A roof system comprises roof support and roof. The roof support comprises the traditional girders and joists (or the DSTWW joists of the present invention) which support the roof. The roof comprises layers of material like IMP panels and TPO membrane (which are supported by the roof support) to keep snow, rain, weather, etc. out of the building.

The roof system of the present invention preferably comprises (a) a plurality of first joists (preferably like DSTWW joists 42) extending substantially horizontally and substantially parallel to each other (as shown in, e.g., Figs. 1 and 9) and (b) a plurality of second joists (preferably like DSTWW joists 18). Each first joist acts as a conventional roof girder like girders 4; each second joist extends between and is supported by a pair of adjacent first joists, similar to or like the joists 6 extend between and are supported by a pair of adjacent girders 4 in Fig. 1 .
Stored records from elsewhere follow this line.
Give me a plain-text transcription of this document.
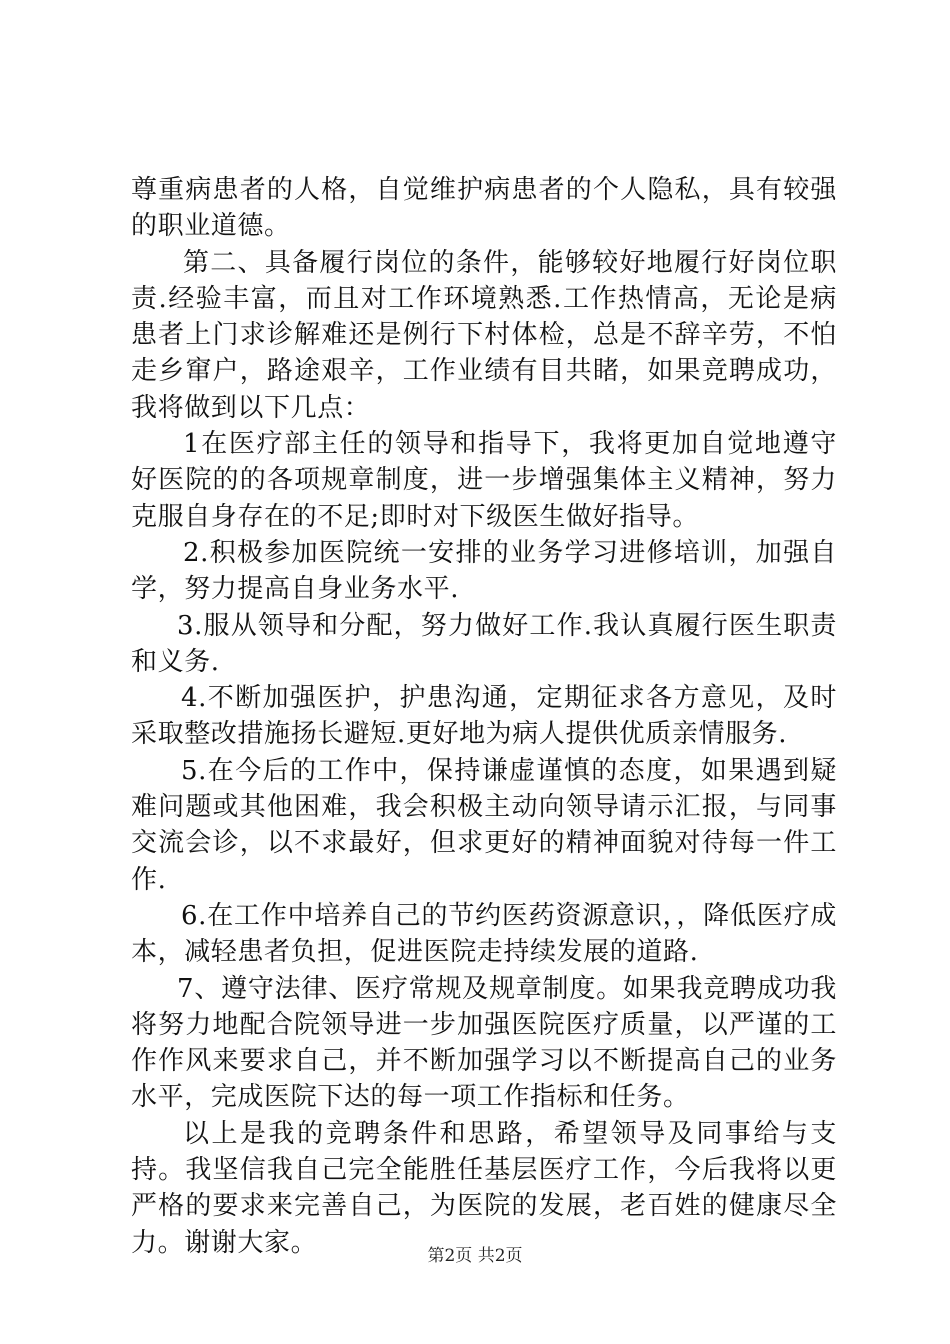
尊重病患者的人格，自觉维护病患者的个人隐私，具有较强的职业道德。

第二、具备履行岗位的条件，能够较好地履行好岗位职责.经验丰富，而且对工作环境熟悉.工作热情高，无论是病患者上门求诊解难还是例行下村体检，总是不辞辛劳，不怕走乡窜户，路途艰辛，工作业绩有目共睹，如果竞聘成功，我将做到以下几点：

1在医疗部主任的领导和指导下，我将更加自觉地遵守好医院的的各项规章制度，进一步增强集体主义精神，努力克服自身存在的不足;即时对下级医生做好指导。

2.积极参加医院统一安排的业务学习进修培训，加强自学，努力提高自身业务水平.

3.服从领导和分配，努力做好工作.我认真履行医生职责和义务.

4.不断加强医护，护患沟通，定期征求各方意见，及时采取整改措施扬长避短.更好地为病人提供优质亲情服务.

5.在今后的工作中，保持谦虚谨慎的态度，如果遇到疑难问题或其他困难，我会积极主动向领导请示汇报，与同事交流会诊，以不求最好，但求更好的精神面貌对待每一件工作.

6.在工作中培养自己的节约医药资源意识，，降低医疗成本，减轻患者负担，促进医院走持续发展的道路.

7、遵守法律、医疗常规及规章制度。如果我竞聘成功我将努力地配合院领导进一步加强医院医疗质量，以严谨的工作作风来要求自己，并不断加强学习以不断提高自己的业务水平，完成医院下达的每一项工作指标和任务。

以上是我的竞聘条件和思路，希望领导及同事给与支持。我坚信我自己完全能胜任基层医疗工作，今后我将以更严格的要求来完善自己，为医院的发展，老百姓的健康尽全力。谢谢大家。	第2页 共2页
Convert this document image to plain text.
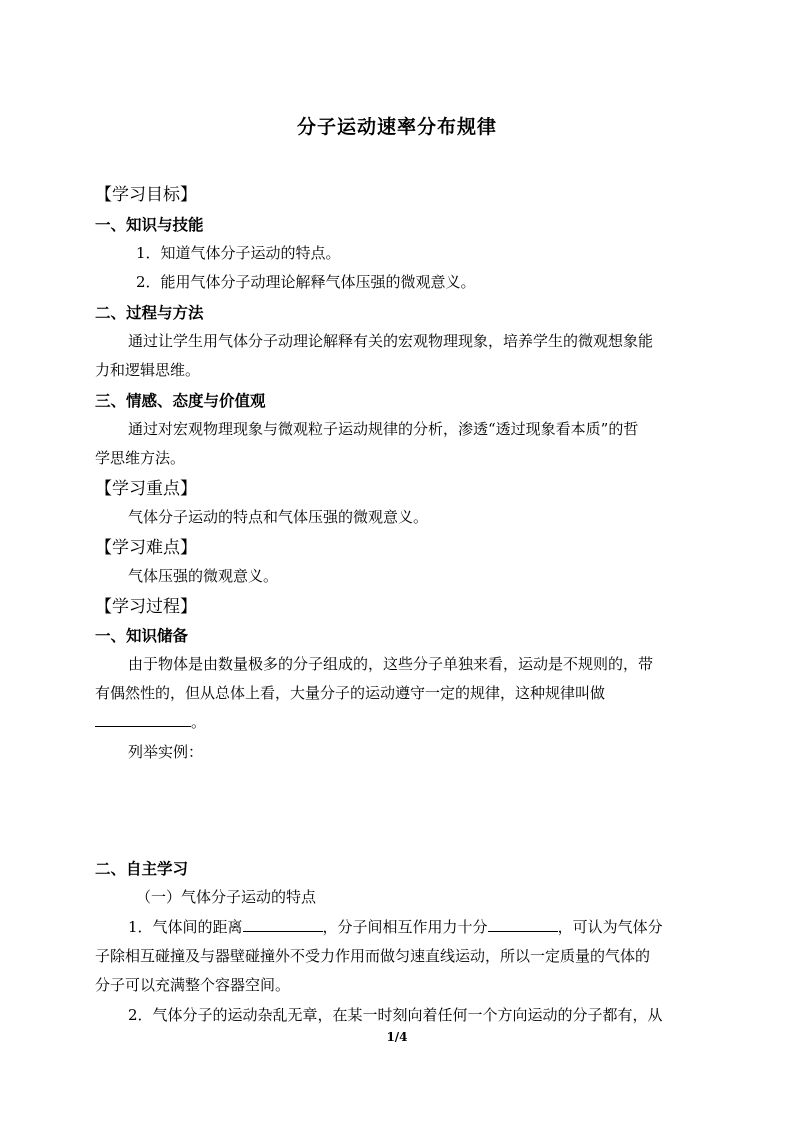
分子运动速率分布规律
【学习目标】
一、知识与技能
1．知道气体分子运动的特点。
2．能用气体分子动理论解释气体压强的微观意义。
二、过程与方法
通过让学生用气体分子动理论解释有关的宏观物理现象，培养学生的微观想象能
力和逻辑思维。
三、情感、态度与价值观
通过对宏观物理现象与微观粒子运动规律的分析，渗透“透过现象看本质”的哲
学思维方法。
【学习重点】
气体分子运动的特点和气体压强的微观意义。
【学习难点】
气体压强的微观意义。
【学习过程】
一、知识储备
由于物体是由数量极多的分子组成的，这些分子单独来看，运动是不规则的，带
有偶然性的，但从总体上看，大量分子的运动遵守一定的规律，这种规律叫做
。
列举实例：
二、自主学习
（一）气体分子运动的特点
1．气体间的距离	，分子间相互作用力十分	，可认为气体分
子除相互碰撞及与器壁碰撞外不受力作用而做匀速直线运动，所以一定质量的气体的
分子可以充满整个容器空间。
2．气体分子的运动杂乱无章，在某一时刻向着任何一个方向运动的分子都有，从
1/4
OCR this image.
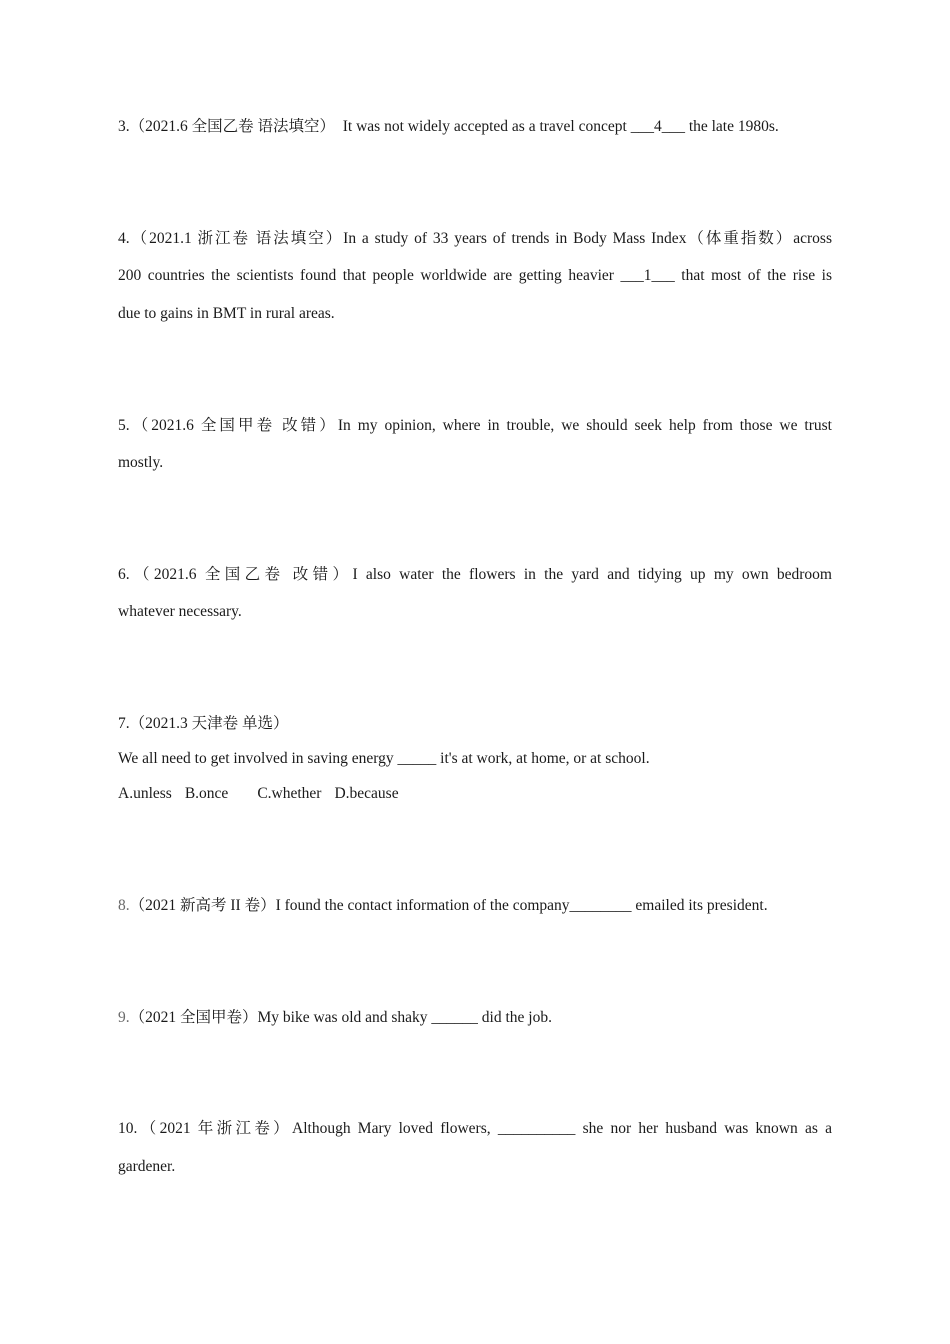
3.（2021.6 全国乙卷 语法填空）  It was not widely accepted as a travel concept ___4___ the late 1980s.
4.（2021.1 浙江卷 语法填空）In a study of 33 years of trends in Body Mass Index（体重指数）across
200 countries the scientists found that people worldwide are getting heavier ___1___ that most of the rise is
due to gains in BMT in rural areas.
5.（2021.6 全国甲卷 改错）In my opinion, where in trouble, we should seek help from those we trust
mostly.
6.（2021.6 全国乙卷 改错）I also water the flowers in the yard and tidying up my own bedroom
whatever necessary.
7.（2021.3 天津卷 单选）
We all need to get involved in saving energy _____ it's at work, at home, or at school.
A.unless B.once C.whether D.because
8.（2021 新高考 II 卷）I found the contact information of the company________ emailed its president.
9.（2021 全国甲卷）My bike was old and shaky ______ did the job.
10.（2021 年浙江卷）Although Mary loved flowers, __________ she nor her husband was known as a
gardener.
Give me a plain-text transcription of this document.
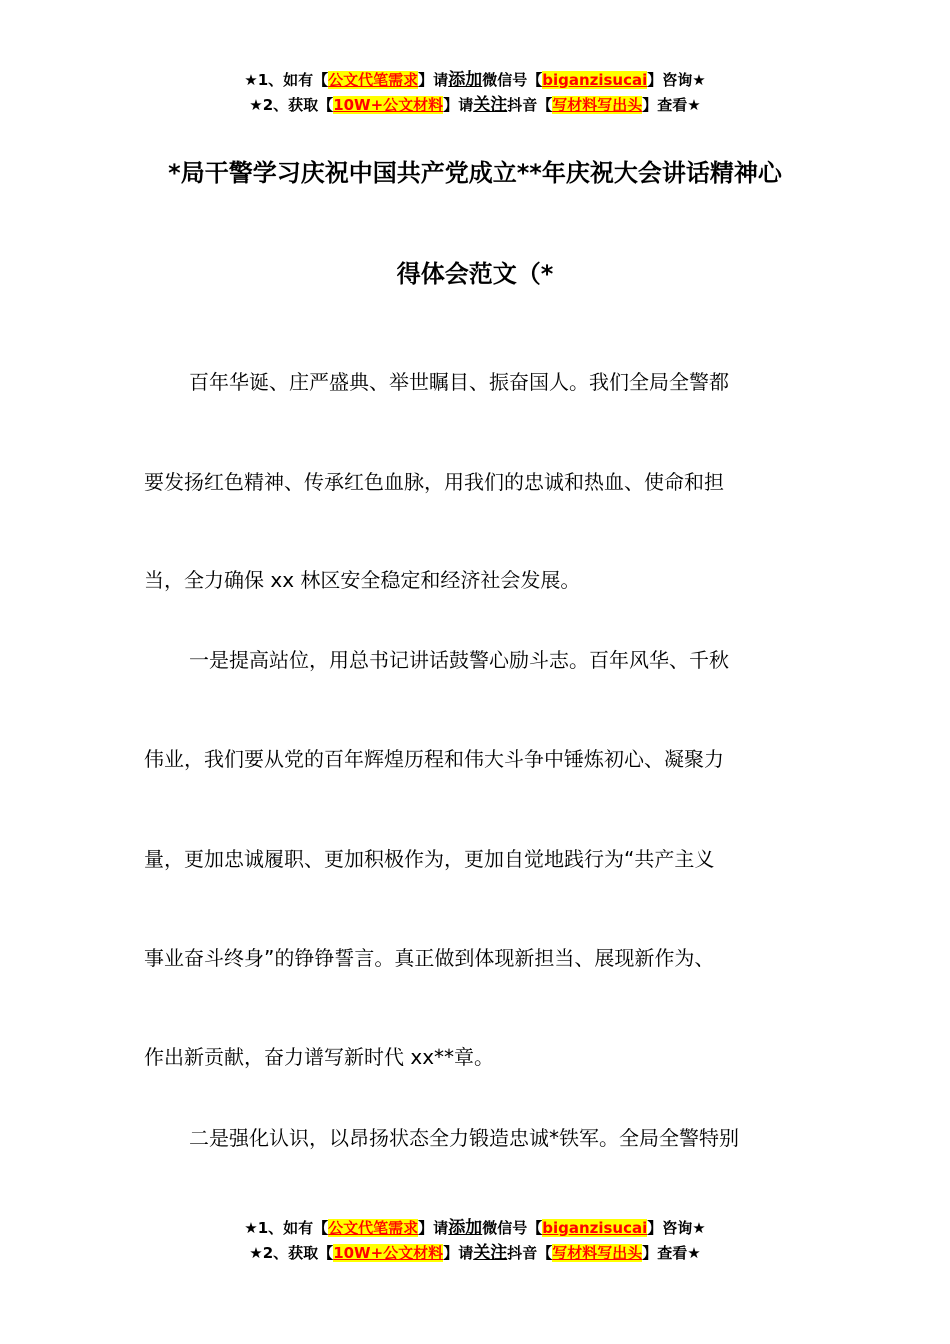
★1、如有【公文代笔需求】请添加微信号【biganzisucai】咨询★
★2、获取【10W+公文材料】请关注抖音【写材料写出头】查看★
*局干警学习庆祝中国共产党成立**年庆祝大会讲话精神心
得体会范文（*
百年华诞、庄严盛典、举世瞩目、振奋国人。我们全局全警都
要发扬红色精神、传承红色血脉，用我们的忠诚和热血、使命和担
当，全力确保 xx 林区安全稳定和经济社会发展。
一是提高站位，用总书记讲话鼓警心励斗志。百年风华、千秋
伟业，我们要从党的百年辉煌历程和伟大斗争中锤炼初心、凝聚力
量，更加忠诚履职、更加积极作为，更加自觉地践行为“共产主义
事业奋斗终身”的铮铮誓言。真正做到体现新担当、展现新作为、
作出新贡献，奋力谱写新时代 xx**章。
二是强化认识，以昂扬状态全力锻造忠诚*铁军。全局全警特别
★1、如有【公文代笔需求】请添加微信号【biganzisucai】咨询★
★2、获取【10W+公文材料】请关注抖音【写材料写出头】查看★
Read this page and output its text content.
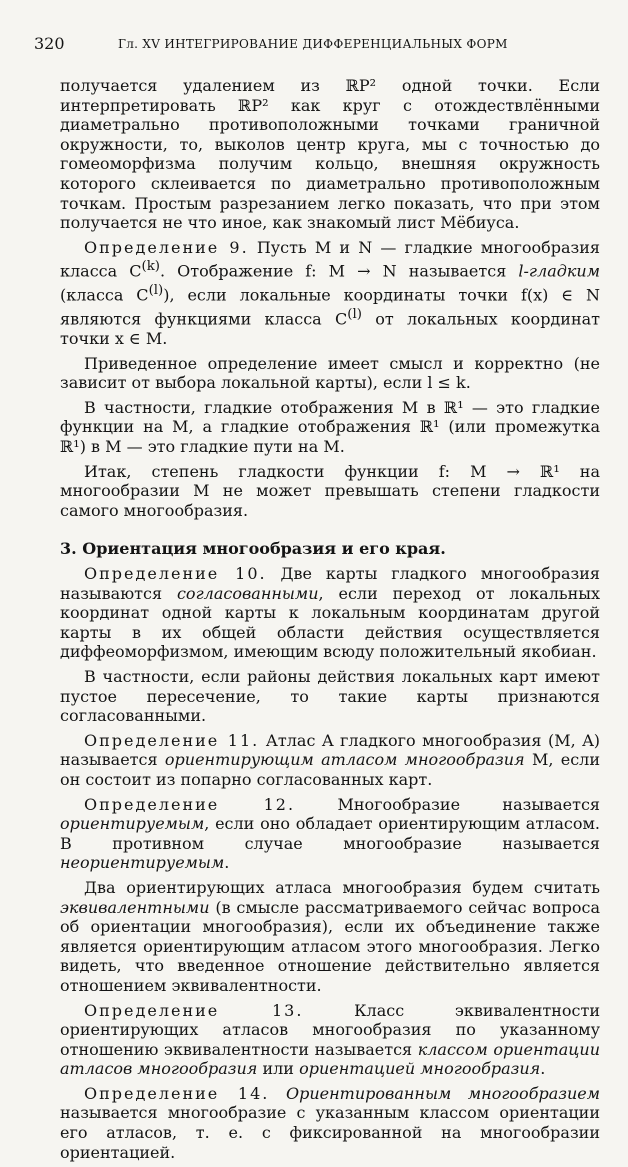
320	Гл. XV ИНТЕГРИРОВАНИЕ ДИФФЕРЕНЦИАЛЬНЫХ ФОРМ

получается удалением из ℝP² одной точки. Если интерпретировать ℝP² как круг с отождествлёнными диаметрально противоположными точками граничной окружности, то, выколов центр круга, мы с точностью до гомеоморфизма получим кольцо, внешняя окружность которого склеивается по диаметрально противоположным точкам. Простым разрезанием легко показать, что при этом получается не что иное, как знакомый лист Мёбиуса.

Определение 9. Пусть M и N — гладкие многообразия класса $C^{(k)}$. Отображение f: M → N называется l-гладким (класса $C^{(l)}$), если локальные координаты точки f(x) ∈ N являются функциями класса $C^{(l)}$ от локальных координат точки x ∈ M.

Приведенное определение имеет смысл и корректно (не зависит от выбора локальной карты), если l ≤ k.

В частности, гладкие отображения M в ℝ¹ — это гладкие функции на M, а гладкие отображения ℝ¹ (или промежутка ℝ¹) в M — это гладкие пути на M.

Итак, степень гладкости функции f: M → ℝ¹ на многообразии M не может превышать степени гладкости самого многообразия.

3. Ориентация многообразия и его края.

Определение 10. Две карты гладкого многообразия называются согласованными, если переход от локальных координат одной карты к локальным координатам другой карты в их общей области действия осуществляется диффеоморфизмом, имеющим всюду положительный якобиан.

В частности, если районы действия локальных карт имеют пустое пересечение, то такие карты признаются согласованными.

Определение 11. Атлас A гладкого многообразия (M, A) называется ориентирующим атласом многообразия M, если он состоит из попарно согласованных карт.

Определение 12.	Многообразие называется ориентируемым, если оно обладает ориентирующим атласом. В противном случае многообразие называется неориентируемым.

Два ориентирующих атласа многообразия будем считать эквивалентными (в смысле рассматриваемого сейчас вопроса об ориентации многообразия), если их объединение также является ориентирующим атласом этого многообразия. Легко видеть, что введенное отношение действительно является отношением эквивалентности.

Определение 13.	Класс эквивалентности ориентирующих атласов многообразия по указанному отношению эквивалентности называется классом ориентации атласов многообразия или ориентацией многообразия.

Определение 14. Ориентированным многообразием называется многообразие с указанным классом ориентации его атласов, т. е. с фиксированной на многообразии ориентацией.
As a result of the roof system using large DSTWW joists 42 for the girders 4 and smaller DSTWW joists 18 for the joists 6, you have a food or pharmaceutical plant roof support with almost no flat surfaces and almost no nooks and crannies. In particular, each DSTWW joist 18, 42 is hollow and sealed, in that each top chord 20, 44, each bottom chord 22, 46 and each web member 24a-h, 47 is hollow and sealed, and there are almost no flat surfaces where dust, grease and food particles can collect. The invented roof support and roof system is easier to wash, clean and sanitize. The roof system can preferably include a flat roof with minimal pitch for rainwater drainage and be a roof system of a food manufacturing plant or a pharmaceutical manufacturing plant.

The invention can be used preferably for roofs for the following types of food plants, or plants processing or making these goods: bakery or bakery goods, meat packing or processing, fruits, vegetables, sauces, canned food, bottled food, pet food, cereals, beverages, snack foods, candy, jams, jellies, etc. The invention can be used preferably for pharmaceutical plants making or processing injectables, oral medications, ointments, salves, lotions, etc. and for aseptic processing, wet processing, sterile product filling, tissue culture manufacturing, equipment manufacturing, reagent production, packaging, coating and filling operations, etc. and for electronics plants making electronic chips, electronic components and other electrical devices and goods. The invention can be used in any plant where it is necessary to minimize dust and particles and to sanitize the area.

While the invention has been described with reference to the preferred embodiments, it is understood that various changes can be made and equivalents may be substituted for elements thereof without departing from the scope of the invention.